Les mois ont passé. Il n’était pas malheureux, non… Enfin, c’est vrai qu’il y eut des incidents ; il était encore jeune ; il a parfois sali la maison, mordillé les pieds de chaises, ou aboyé trop fort quand il faisait froid dehors. Il fut réprimandé un peu durement, c’était sûrement normal, et quand il court cela lui fait encore mal, mais il court.

Ce matin, à la maison, tout le monde s’est levé tôt, ça n’est pas habituel. On a rempli la voiture. Toute la famille était en pleine effervescence. Il n’avait pas encore connu cela. La bonne humeur était contagieuse, et il était joyeux. C’était une vraie fête, comme au moment de Noël. C’était le départ pour les vacances ; et il songeait qu’il avait une belle vie.

Après avoir roulé un certain temps, on fit une halte sur une aire d’autoroute où il put se dégourdir les pattes, et on lui a laissé la voiture à garder pendant que la famille allait chercher du ravitaillement à la boutique.
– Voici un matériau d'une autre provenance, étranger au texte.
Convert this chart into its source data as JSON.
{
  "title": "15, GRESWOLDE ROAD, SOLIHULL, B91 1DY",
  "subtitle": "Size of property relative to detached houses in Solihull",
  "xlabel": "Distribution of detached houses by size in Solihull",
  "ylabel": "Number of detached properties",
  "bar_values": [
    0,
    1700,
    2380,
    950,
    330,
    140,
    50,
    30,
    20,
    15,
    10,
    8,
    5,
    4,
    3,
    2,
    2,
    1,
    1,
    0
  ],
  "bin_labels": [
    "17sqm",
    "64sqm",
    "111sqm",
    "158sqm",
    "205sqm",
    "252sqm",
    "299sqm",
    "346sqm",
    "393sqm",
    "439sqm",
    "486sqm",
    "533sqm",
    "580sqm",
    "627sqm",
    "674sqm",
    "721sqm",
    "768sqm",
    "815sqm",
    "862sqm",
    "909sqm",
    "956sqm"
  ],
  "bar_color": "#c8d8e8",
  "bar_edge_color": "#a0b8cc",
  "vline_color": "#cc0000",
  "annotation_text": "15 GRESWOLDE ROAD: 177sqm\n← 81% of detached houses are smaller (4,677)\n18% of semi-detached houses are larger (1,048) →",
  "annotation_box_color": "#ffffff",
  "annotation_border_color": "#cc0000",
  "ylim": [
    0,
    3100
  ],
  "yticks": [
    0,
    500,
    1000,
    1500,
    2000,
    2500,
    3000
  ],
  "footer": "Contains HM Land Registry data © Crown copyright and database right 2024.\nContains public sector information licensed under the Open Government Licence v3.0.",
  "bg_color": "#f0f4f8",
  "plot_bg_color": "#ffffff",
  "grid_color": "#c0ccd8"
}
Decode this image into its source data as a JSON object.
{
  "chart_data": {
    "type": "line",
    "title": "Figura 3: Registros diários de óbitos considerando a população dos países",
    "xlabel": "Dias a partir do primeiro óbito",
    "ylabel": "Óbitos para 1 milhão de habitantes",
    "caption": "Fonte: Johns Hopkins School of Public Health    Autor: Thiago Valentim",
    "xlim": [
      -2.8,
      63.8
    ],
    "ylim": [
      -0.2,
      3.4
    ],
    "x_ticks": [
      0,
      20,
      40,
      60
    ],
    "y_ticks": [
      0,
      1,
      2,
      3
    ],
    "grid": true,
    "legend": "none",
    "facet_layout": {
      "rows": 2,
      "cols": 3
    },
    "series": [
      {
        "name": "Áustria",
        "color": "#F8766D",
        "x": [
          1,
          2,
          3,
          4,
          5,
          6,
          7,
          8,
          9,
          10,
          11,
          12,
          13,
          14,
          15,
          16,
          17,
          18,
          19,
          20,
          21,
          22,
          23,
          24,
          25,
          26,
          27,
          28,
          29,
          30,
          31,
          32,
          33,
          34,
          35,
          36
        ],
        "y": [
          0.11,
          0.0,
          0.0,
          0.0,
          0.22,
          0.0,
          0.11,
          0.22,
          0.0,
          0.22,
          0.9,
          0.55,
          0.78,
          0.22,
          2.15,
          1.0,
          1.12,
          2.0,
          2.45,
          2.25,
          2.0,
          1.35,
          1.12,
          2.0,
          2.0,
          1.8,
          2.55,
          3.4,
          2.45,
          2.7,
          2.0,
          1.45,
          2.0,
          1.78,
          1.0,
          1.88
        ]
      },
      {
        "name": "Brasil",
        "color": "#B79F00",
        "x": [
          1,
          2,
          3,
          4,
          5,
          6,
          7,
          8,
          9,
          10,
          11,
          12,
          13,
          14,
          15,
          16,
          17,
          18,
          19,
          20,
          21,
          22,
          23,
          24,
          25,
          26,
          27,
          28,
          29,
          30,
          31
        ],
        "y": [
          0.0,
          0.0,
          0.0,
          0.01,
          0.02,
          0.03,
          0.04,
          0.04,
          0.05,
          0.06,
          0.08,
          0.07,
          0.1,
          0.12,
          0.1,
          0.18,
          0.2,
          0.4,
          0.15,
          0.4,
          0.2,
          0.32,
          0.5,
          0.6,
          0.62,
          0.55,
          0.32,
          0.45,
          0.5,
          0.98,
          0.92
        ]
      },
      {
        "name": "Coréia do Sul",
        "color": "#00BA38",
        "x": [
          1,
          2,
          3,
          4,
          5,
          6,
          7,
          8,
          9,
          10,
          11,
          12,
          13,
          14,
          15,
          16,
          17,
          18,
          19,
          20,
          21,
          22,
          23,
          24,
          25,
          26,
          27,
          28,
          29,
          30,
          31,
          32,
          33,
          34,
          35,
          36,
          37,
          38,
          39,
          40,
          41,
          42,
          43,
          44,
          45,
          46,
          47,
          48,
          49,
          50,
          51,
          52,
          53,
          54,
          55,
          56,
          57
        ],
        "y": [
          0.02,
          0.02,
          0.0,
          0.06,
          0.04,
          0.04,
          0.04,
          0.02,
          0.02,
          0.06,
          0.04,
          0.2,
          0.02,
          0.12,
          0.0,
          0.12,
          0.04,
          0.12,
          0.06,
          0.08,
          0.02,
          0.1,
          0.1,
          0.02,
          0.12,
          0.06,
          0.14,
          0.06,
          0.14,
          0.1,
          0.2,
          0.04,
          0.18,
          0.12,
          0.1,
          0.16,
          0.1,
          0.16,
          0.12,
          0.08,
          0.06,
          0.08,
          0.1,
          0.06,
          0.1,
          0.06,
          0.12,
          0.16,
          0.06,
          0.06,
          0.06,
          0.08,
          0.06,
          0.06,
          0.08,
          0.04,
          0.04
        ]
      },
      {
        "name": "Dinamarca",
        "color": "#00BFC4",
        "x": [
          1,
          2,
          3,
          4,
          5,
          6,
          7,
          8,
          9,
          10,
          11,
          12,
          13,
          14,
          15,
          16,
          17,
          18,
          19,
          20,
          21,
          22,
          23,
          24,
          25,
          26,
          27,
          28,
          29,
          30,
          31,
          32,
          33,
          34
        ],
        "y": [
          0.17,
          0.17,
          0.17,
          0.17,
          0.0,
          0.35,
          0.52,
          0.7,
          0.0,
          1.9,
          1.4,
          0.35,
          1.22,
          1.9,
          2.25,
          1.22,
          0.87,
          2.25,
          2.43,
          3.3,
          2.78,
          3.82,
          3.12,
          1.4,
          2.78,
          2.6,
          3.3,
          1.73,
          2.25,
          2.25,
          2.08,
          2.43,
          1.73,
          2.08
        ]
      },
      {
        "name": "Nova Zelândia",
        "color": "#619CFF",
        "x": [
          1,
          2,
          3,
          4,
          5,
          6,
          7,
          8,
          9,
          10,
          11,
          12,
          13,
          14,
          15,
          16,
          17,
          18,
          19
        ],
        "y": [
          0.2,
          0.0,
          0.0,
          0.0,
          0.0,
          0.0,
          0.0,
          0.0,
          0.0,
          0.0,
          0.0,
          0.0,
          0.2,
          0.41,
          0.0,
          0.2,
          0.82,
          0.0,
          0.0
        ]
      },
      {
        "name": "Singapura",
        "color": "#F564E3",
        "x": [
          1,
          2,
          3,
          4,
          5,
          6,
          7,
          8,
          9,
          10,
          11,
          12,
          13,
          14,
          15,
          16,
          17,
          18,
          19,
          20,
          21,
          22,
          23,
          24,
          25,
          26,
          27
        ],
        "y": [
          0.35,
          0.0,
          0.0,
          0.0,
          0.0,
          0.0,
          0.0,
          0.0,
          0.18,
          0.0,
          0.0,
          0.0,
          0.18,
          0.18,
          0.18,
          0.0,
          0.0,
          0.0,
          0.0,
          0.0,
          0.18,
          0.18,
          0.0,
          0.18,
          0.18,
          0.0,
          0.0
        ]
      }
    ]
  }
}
Bien que ce ne fût pas la tâche qu’il préférait, il prenait son rôle très au sérieux, et si quelqu’un passait trop près, il se faisait menaçant. Quand tout le monde est revenu, on a posé ses affaires à coté de lui, sur le trottoir ; puis les portières ont claqué. Il a vu s’éloigner la lunette arrière de la voiture, comme une bulle poussée par le vent, brillante sous le soleil, qui alla se fondre dans la procession des autres bulles, en route vers le sud.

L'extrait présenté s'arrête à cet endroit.